TSI (Tissue Somatic Index), dry matter and water content
were analyzed gravimetrically. The total proteins (Lowry
et al., 1951), total carbohydrates (Carrol et al., 1956) and
total lipids (Folch et al., 1957) were estimated in control
and experimental rat tissues.
RESULTS AND DISCUSSION
There were no changes in animal behavior, the
body weight (BW) was significantly (+20.02 P<0.01)
increased over control rats (Mohammad et al., 2007).
Monitoring of body and organ weights gives information
on the general well being of the animal (Sewani-Rusike
and Gundidza, 2011). Hence, the significant increase in the
body weight represents the normal growth rate of the
animal.
In gravimetric analysis the organ weight, TSI, dry
matter and water content were analyzed. Organ weight
does not show significant changes in testis, epididymis,
seminal vesicles and prostate gland. However tissue
somatic index was lowered significantly in all tissues over
control. This reduction in TSI of testes and other accessory
sex organs might be due to a low level of androgens
reflected in the decreased serum testosterone level in the
Betle leaf stalk extract administered rats (Ramaiyan et al.,
2012). Reduction in the weight of testes and other
accessory sex organs might be due to low level of
androgen, which was not enough to maintain the weight of
gonads and accessories (Sharma and Jacob, 2001). It is
known that the accessory sex organs are androgen
dependent target organs and manifest differential
sensibility to androgens for maintenance of their structure
and function. It is also known that, any change in
circulating androgens would affect the internal
microenvironment of epididymis and thereby lead to
alteration in sperm motility and metabolism (Khan and
Awasthy, 2003, Shajeela et al., 2011). .
The significant decrease observed in the TSI of
testis and seminal vesicle (-15.26% P<0.01, -8.82%
P<0.001) of treated animals may be due to loss of
spermatogenic elements in the testis. Several reports have
shown degenerative changes in seminiferous tubules
without a significant change in organ weight (Simmons et
al., 1995; Asuquo et al., 2012). This contradicts our
findings. The testicular dry matter was significantly
elevated, while in accessory organs like epididymis and
prostate gland there was slight reduction (-8.94% P<0.05,18.00% P<0.01) and no changes in seminal vesicle.

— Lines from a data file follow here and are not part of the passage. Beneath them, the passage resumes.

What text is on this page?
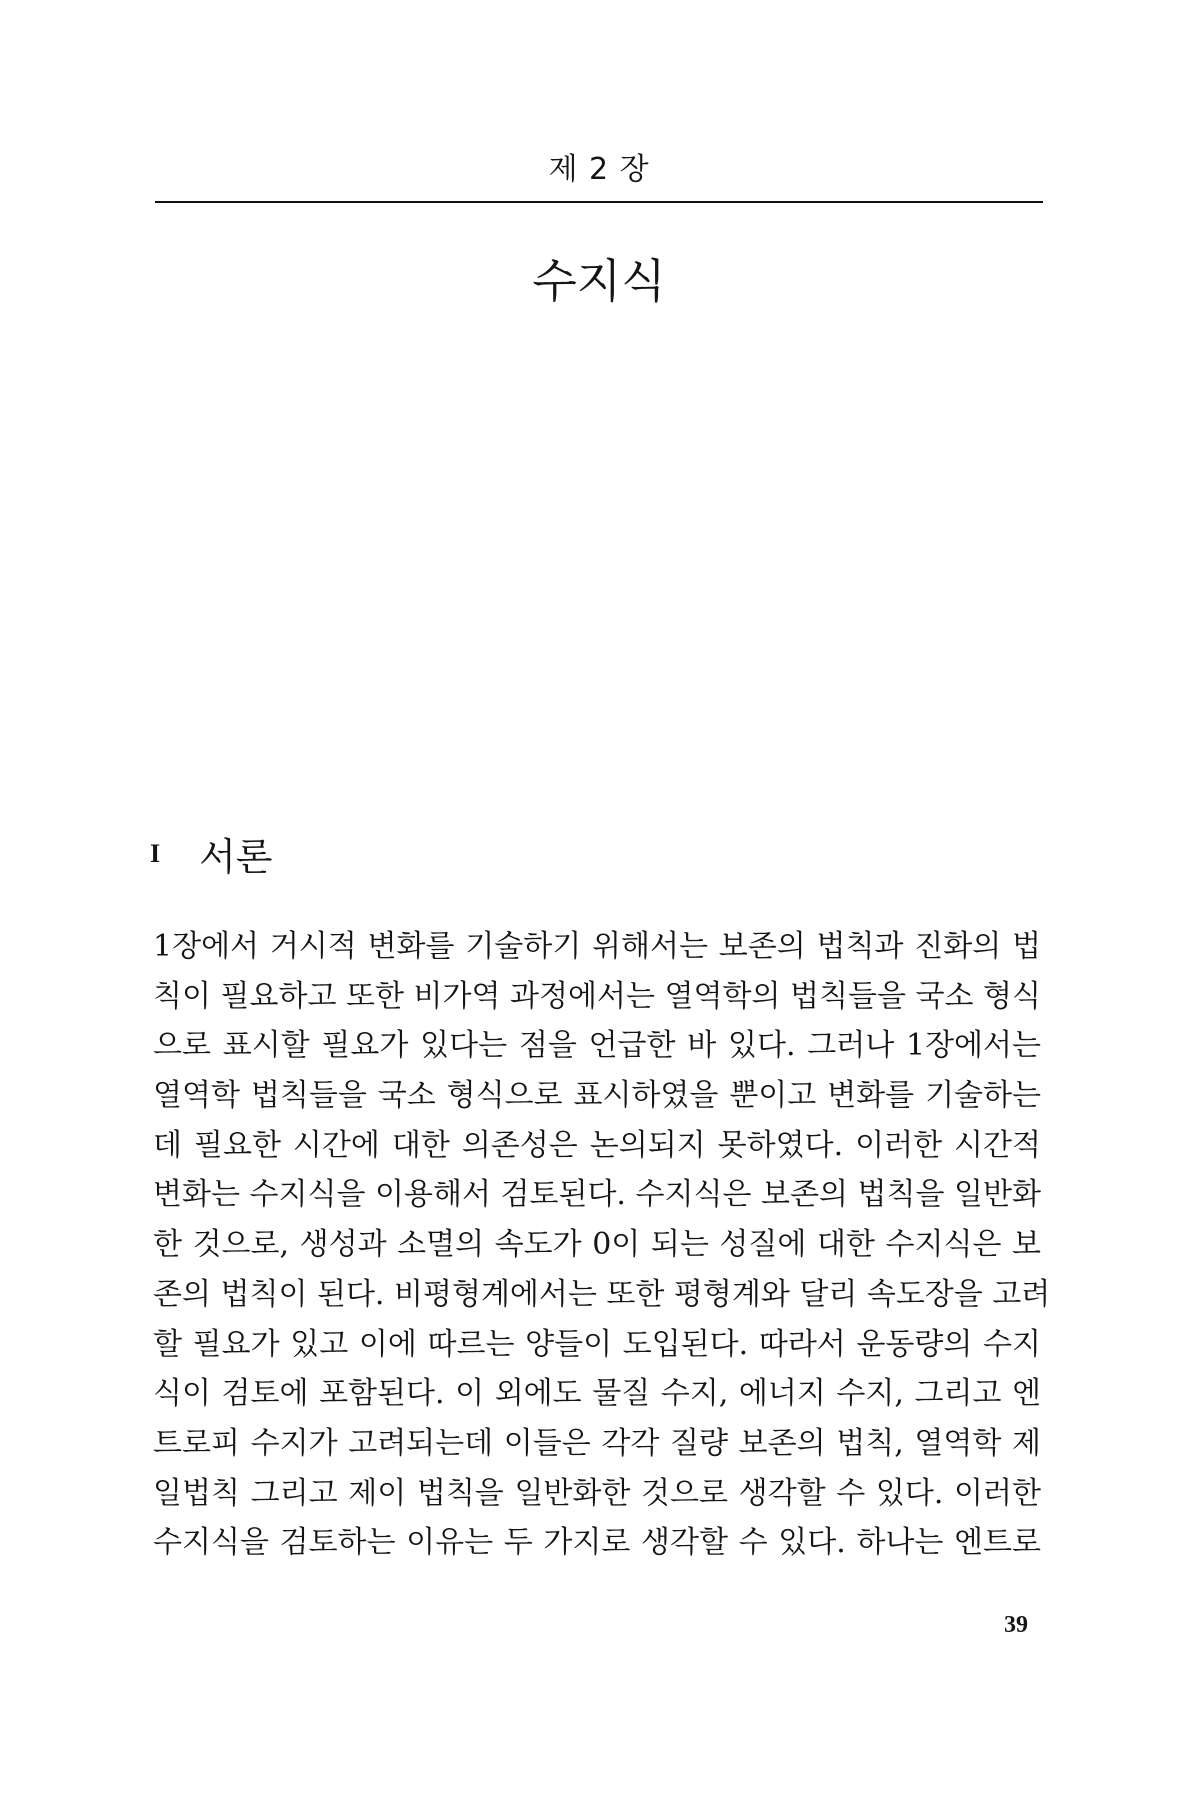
제 2 장
수지식
I 서론
1장에서 거시적 변화를 기술하기 위해서는 보존의 법칙과 진화의 법
칙이 필요하고 또한 비가역 과정에서는 열역학의 법칙들을 국소 형식
으로 표시할 필요가 있다는 점을 언급한 바 있다. 그러나 1장에서는
열역학 법칙들을 국소 형식으로 표시하였을 뿐이고 변화를 기술하는
데 필요한 시간에 대한 의존성은 논의되지 못하였다. 이러한 시간적
변화는 수지식을 이용해서 검토된다. 수지식은 보존의 법칙을 일반화
한 것으로, 생성과 소멸의 속도가 0이 되는 성질에 대한 수지식은 보
존의 법칙이 된다. 비평형계에서는 또한 평형계와 달리 속도장을 고려
할 필요가 있고 이에 따르는 양들이 도입된다. 따라서 운동량의 수지
식이 검토에 포함된다. 이 외에도 물질 수지, 에너지 수지, 그리고 엔
트로피 수지가 고려되는데 이들은 각각 질량 보존의 법칙, 열역학 제
일법칙 그리고 제이 법칙을 일반화한 것으로 생각할 수 있다. 이러한
수지식을 검토하는 이유는 두 가지로 생각할 수 있다. 하나는 엔트로
39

The testis, a primary sex organ is the site for
spermatogenesis; it may be due to loss of spermatogenic
elements in the testis and the absence of sperms, (Asuquo
et al., 2012), however there was no significant change in
water content of all tissues. These observations revealed
that the betel leaf stalk extract shows some influence on the
structural composition of the organs particularly on testes.

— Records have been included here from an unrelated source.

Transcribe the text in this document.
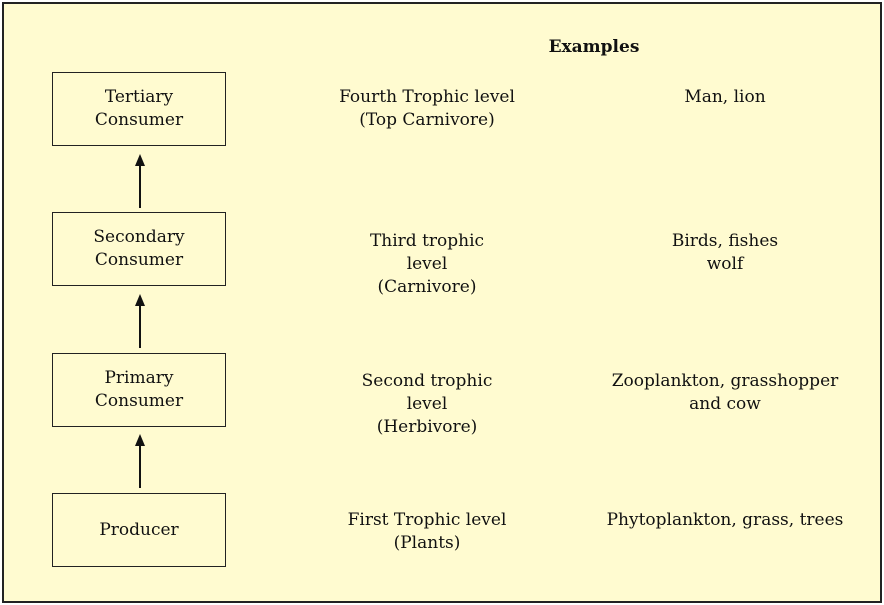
Examples
Tertiary
Consumer
Fourth Trophic level
(Top Carnivore)
Man, lion
Secondary
Consumer
Third trophic
level
(Carnivore)
Birds, fishes
wolf
Primary
Consumer
Second trophic
level
(Herbivore)
Zooplankton, grasshopper
and cow
Producer	First Trophic level
(Plants)
Phytoplankton, grass, trees
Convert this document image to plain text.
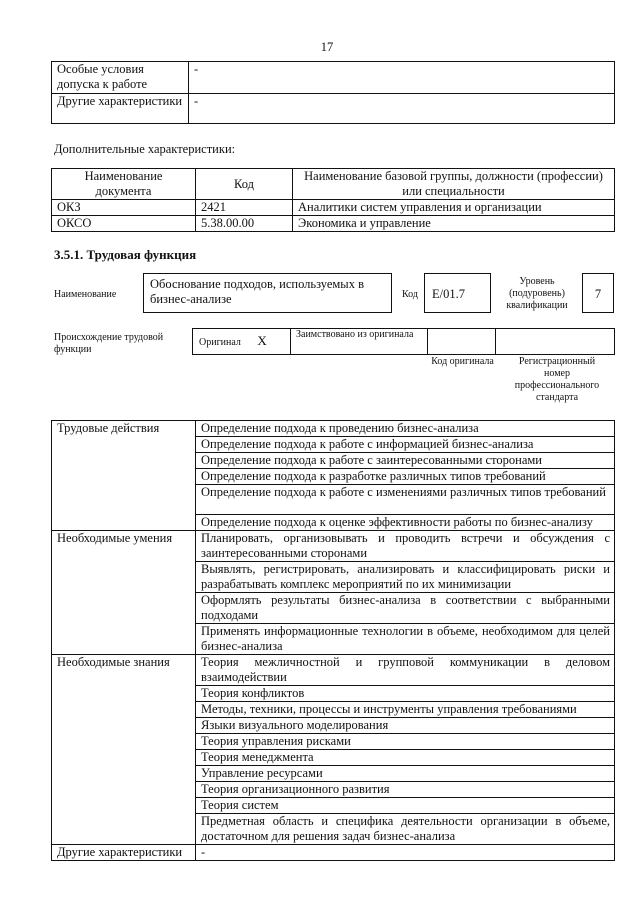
17
Особые условия допуска к работе	-
Другие характеристики	-
Дополнительные характеристики:
Наименование документа	Код	Наименование базовой группы, должности (профессии) или специальности
ОКЗ	2421	Аналитики систем управления и организации
ОКСО	5.38.00.00	Экономика и управление
3.5.1. Трудовая функция
Наименование
Обоснование подходов, используемых в бизнес-анализе	Код	E/01.7
Уровень (подуровень) квалификации
7
Происхождение трудовой функции
Оригинал X	Заимствовано из оригинала		
Код оригинала	Регистрационный номер профессионального стандарта
Трудовые действия	Определение подхода к проведению бизнес-анализа
	Определение подхода к работе с информацией бизнес-анализа
	Определение подхода к работе с заинтересованными сторонами
	Определение подхода к разработке различных типов требований
	Определение подхода к работе с изменениями различных типов требований
	Определение подхода к оценке эффективности работы по бизнес-анализу
Необходимые умения	Планировать, организовывать и проводить встречи и обсуждения с заинтересованными сторонами
	Выявлять, регистрировать, анализировать и классифицировать риски и разрабатывать комплекс мероприятий по их минимизации
	Оформлять результаты бизнес-анализа в соответствии с выбранными подходами
	Применять информационные технологии в объеме, необходимом для целей бизнес-анализа
Необходимые знания	Теория межличностной и групповой коммуникации в деловом взаимодействии
	Теория конфликтов
	Методы, техники, процессы и инструменты управления требованиями
	Языки визуального моделирования
	Теория управления рисками
	Теория менеджмента
	Управление ресурсами
	Теория организационного развития
	Теория систем
	Предметная область и специфика деятельности организации в объеме, достаточном для решения задач бизнес-анализа
Другие характеристики	-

The testicular Proteins were increased over


control; the testicular fluid contains both stimulatory
factors as well as inhibitory factors that selectivity alters
the protein secretions (Brooks, 1983; El-Kashoury et al.,
2010). Thus, the changes in protein suggested that there is
a reduction in the synthetic activity in testes. The
accumulation of protein occurred in testes due to androgen
deprivation to target organs. This deprivation effect also
led to a reduction in testicular sperm population, loss of
motility in the latter and an increase in number of abnormal
spermatozoa, there by manifesting 100 % failure in fertility
in treated animals (Rao and Chinoy, 1983). The
contributory factors to the initiation of spermatozoa
motility, mainly in the form of proteins and small
molecular weight glycoproteins emanate from the
epididymal epithelia cells (Zhou et al, 2008). The increase
in testicular tissue total protein observed after betel leaf
stalk treatment may be an ameliorative or defensive
response to the debilitating effect of this extract on the
reproductive tissues.
Among the accessory organs there was a
significant reduction in total proteins (-9.30% P<0.05)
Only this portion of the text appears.